A team of Birkbeck researchers recently received the runner-up prize at the 2017 British Library Labs Competition, for a research tool they created for digital humanities.

Birkbeck’s Professor Mark Levene, Dr Dell Zhang, and Dr Martyn Harris have been awarded the runner-up prize at the 2017 British Library Labs Competition for a research tool they created for historical texts.

 The team from Birkbeck’s Department of Computer Science and Information Systems entered the competition with their research on Search and Mining Tools for Linguistic Analysis (SAMTLA). The annual competition looks at transformative project ideas, which use the British Library’s digital collections and data in original and exciting ways.

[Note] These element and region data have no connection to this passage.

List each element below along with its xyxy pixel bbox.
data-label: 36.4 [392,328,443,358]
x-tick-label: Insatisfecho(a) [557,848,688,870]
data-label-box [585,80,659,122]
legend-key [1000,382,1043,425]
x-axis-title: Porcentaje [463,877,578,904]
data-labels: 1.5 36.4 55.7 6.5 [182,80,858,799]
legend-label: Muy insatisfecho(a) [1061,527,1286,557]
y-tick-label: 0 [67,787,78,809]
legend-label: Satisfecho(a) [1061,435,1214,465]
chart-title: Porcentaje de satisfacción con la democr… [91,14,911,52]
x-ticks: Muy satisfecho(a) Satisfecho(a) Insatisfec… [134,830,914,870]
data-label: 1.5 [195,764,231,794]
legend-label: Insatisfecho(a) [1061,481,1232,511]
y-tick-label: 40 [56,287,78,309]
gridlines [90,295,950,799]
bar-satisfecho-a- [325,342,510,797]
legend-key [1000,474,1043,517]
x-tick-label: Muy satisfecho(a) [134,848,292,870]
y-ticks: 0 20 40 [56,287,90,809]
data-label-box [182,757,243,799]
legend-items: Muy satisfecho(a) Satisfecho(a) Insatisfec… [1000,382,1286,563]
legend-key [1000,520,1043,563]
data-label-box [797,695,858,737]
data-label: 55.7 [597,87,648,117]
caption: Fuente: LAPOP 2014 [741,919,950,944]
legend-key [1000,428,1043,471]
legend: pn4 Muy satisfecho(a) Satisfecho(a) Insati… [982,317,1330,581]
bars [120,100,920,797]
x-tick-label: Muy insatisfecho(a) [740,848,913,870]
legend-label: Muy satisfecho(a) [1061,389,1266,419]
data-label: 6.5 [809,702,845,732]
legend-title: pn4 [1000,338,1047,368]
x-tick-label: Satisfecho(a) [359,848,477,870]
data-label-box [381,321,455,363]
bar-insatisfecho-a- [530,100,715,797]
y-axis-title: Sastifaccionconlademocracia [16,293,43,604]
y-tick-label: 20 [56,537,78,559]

Dr Harris said: “SAMTLA is a research environment for digital humanities, which we created in response to a lack of tools for in-depth research of historic texts. In comparison to the most popular general-purpose web search engines like Google and Bing, SAMTLA is a language independent framework that features approximate word and phrase search.”

SAMTLA includes text mining tools that help researchers to discover historic documents through keyword and phrase search; mass browsing that leverages document metadata and named entity data to generate a directory; and a recommendation system for related queries and documents, based on the composition of the language, or those that are popular or of interest to the research community.

At the awards ceremony, the British Library lauded the researchers for their innovative design: “We have awarded the team the runner-up prize in this year’s competition due to the language independent nature of SAMTLA and its potential to open up archives to the public.”

The SAMTLA research team is composed of computer scientists, historians, and linguists who have collaborated to provide a universal platform for mining and analysing text that has been inaccessible to date.

Having successfully developed search, browsing, and text mining tools over a number of historic collections, including the Aramaic Magic Bowls from Late Antiquity (Southampton University), the British Library Financial Times Historic Archive, and the Wellcome Trust UK Medical Heritage Archive, they will continue the work through the development of labelling and analysis tools for archival material and social science data.